Flint City Councilman Eric Mays said the federal judge should give the City Council 30 days to call officials from the administration of Gov. Rick Snyder and others to testify about the deal and allow the City Council to tweak it.
Mays said he wants to change the deal to make sure Flint doesn't lose its investment in the Karegnondi Water Authority -- a new pipeline to Lake Huron that was instrumental in Flint switching away from Detroit water while under the control of a state-appointed emergency manager.
The state caused the water crisis by taking control of Flint drinking water and is now trying to do so again, in a way that will also do damage to the city, Mays said. "It's kind of ironic," he said.
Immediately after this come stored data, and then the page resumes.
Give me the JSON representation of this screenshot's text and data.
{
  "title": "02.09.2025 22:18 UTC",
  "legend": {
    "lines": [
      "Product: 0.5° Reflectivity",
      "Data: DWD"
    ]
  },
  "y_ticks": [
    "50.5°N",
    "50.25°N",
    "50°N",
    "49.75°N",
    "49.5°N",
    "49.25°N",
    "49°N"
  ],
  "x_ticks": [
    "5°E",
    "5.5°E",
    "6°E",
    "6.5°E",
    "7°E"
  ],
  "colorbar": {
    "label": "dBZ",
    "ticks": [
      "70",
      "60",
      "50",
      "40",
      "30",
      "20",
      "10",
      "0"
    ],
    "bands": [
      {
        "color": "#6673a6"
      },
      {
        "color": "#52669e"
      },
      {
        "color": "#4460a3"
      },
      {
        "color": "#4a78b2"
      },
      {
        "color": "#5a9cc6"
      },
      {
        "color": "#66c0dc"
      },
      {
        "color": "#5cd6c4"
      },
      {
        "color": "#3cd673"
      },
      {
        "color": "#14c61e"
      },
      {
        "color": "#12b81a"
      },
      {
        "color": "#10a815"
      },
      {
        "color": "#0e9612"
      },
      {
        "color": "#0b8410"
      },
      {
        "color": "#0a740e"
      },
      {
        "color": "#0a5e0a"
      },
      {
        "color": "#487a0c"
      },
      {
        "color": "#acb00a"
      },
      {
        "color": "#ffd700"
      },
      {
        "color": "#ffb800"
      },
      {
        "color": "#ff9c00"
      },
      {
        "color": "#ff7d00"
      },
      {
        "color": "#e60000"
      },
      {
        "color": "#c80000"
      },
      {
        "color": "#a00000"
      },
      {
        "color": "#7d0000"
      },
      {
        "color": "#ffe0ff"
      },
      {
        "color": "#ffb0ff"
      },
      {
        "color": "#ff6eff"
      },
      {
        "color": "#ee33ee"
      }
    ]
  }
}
DEQ Director Heidi Grether had given the City Council a Tuesday deadline to approve the deal in a June 15 letter.
"The City is currently paying $14.1 million per year to obtain water from the GLWA through a 72-inch line that was previously transferred to Genesee County," Grether said in the letter.
"Due to its decision to transfer the line, Flint will lose use of the 72-inch line on Oct. 1, 2017, absent approval of the mayor's recommendation," she said. "No other alternate pipeline currently exists to supply GLWA water to Flint."